Evaluation of the cgMLST scheme using genomes of strains belonging to four known STs from outbreak-related and non-outbreak-related strains.

The performance of this cgMLST scheme was tested using six different sets of informative V. parahaemolyticus strains whose genomes were available and that clustered together in the global data set (Fig. 1). In addition to the unique pandemic clone of V. parahaemolyticus identified to date (clonal complex 3 [CC3]), other major groups with a relevance on a local or transnational scale were also analyzed: (i) strains belonging to ST36 (CC36) (outbreak related and non-outbreak related) (5, 19, 36) (Fig. 2B), (ii) strains belonging to ST8 (CC8) that were outbreak related, isolated in MD in 2010 (15) (Fig. 2C), (iii) strains belonging to ST120 (CC120) from the same outbreak (Peru, 2009) and that were recently characterized (16) (Fig. 2D), and (iv) strains belonging to ST631, a new emergent clone in the East Coast of the United States (5, 34, 36) (Fig. 2E).

FIG 2.

FIG 2

FIG 2

cgMLST analysis of representative V. parahaemolyticus strains from same outbreaks and/or non-outbreak related displaying the same ST identified in Fig. 1. (A) CC3 outbreak-related (12) and non-outbreak-related (19). (B) CC36-ST36 outbreak-related and non-outbreak-related strains (5, 19, 36). (C) CC8-ST8 outbreak-related and non-outbreak-related strains (15). (D) CC120 outbreak (Peru, 2009 [16]) strains 281-09, 241-09, 379-09, CO1409, CO1609, P310, Guillen_151_Peru, C226-09, C224-09, C235, PIURA_17, C237, and 239-09, were identical by cgMLST (represented by letter a). (E) ST631 strains (5, 34, 36).
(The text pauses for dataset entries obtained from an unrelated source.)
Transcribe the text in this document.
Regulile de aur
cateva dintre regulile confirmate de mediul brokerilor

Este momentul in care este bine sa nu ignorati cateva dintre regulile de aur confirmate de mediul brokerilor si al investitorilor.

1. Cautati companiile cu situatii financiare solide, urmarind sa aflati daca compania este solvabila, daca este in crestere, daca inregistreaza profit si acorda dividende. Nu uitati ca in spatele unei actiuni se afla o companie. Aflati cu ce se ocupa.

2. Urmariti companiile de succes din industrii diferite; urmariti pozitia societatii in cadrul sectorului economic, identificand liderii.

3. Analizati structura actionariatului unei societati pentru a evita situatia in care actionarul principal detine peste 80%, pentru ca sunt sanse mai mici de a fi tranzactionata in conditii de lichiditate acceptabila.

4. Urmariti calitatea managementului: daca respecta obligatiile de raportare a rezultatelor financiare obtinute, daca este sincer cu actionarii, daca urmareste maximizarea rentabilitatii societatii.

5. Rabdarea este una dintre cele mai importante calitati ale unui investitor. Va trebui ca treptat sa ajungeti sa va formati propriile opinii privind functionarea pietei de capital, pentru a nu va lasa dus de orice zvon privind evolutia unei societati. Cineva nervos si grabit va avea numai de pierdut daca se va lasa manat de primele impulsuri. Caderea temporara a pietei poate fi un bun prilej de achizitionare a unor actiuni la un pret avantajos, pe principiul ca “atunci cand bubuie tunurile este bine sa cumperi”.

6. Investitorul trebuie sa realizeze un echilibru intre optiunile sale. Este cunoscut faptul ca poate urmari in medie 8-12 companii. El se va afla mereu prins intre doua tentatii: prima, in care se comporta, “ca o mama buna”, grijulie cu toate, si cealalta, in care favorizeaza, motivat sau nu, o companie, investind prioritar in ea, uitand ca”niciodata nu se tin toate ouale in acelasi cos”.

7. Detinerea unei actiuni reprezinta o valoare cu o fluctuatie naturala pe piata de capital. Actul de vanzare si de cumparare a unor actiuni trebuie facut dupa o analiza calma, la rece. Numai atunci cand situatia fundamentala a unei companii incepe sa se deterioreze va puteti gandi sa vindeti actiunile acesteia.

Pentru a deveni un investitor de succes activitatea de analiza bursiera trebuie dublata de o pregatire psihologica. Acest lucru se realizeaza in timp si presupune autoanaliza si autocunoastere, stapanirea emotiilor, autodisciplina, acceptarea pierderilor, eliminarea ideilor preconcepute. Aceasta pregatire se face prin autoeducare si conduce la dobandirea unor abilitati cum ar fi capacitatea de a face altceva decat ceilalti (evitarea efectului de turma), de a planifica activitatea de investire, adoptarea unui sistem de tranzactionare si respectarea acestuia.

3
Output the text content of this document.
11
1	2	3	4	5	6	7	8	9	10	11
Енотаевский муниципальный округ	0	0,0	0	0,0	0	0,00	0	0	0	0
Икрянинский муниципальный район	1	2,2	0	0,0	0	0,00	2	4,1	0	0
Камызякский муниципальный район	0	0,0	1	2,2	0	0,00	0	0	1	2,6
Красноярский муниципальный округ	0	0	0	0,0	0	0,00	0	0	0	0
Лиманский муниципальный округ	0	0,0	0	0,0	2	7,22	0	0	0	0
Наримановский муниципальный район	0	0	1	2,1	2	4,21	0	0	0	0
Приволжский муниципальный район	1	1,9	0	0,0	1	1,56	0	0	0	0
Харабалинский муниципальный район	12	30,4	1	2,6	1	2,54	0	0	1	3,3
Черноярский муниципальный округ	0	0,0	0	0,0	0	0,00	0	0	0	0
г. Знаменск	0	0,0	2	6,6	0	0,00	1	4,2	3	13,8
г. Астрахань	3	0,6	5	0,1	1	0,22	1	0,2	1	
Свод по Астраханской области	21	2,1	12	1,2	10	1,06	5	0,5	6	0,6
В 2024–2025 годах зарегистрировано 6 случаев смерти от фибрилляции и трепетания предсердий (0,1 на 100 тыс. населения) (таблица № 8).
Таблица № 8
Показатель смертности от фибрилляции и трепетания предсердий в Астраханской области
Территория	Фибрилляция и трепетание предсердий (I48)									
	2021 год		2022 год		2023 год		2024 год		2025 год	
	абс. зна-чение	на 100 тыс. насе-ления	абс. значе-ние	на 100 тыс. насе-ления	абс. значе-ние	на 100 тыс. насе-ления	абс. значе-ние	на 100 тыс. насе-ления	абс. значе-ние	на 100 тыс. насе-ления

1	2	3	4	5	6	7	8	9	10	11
The scale represents the number of allele differences.

CC3.

The first test of the new cgMLST was performed using strains belonging to the pandemic clone CC3 using a panel of 30 strains (all ST3) epidemiologically unrelated, along with some additional strains collected in the course of a single epidemiological event (typically the same outbreak), including the recently reported strains MDVP16, MDVP7, and MDVP18 that caused a small outbreak in MD in 2014 (12) (Fig. 2A).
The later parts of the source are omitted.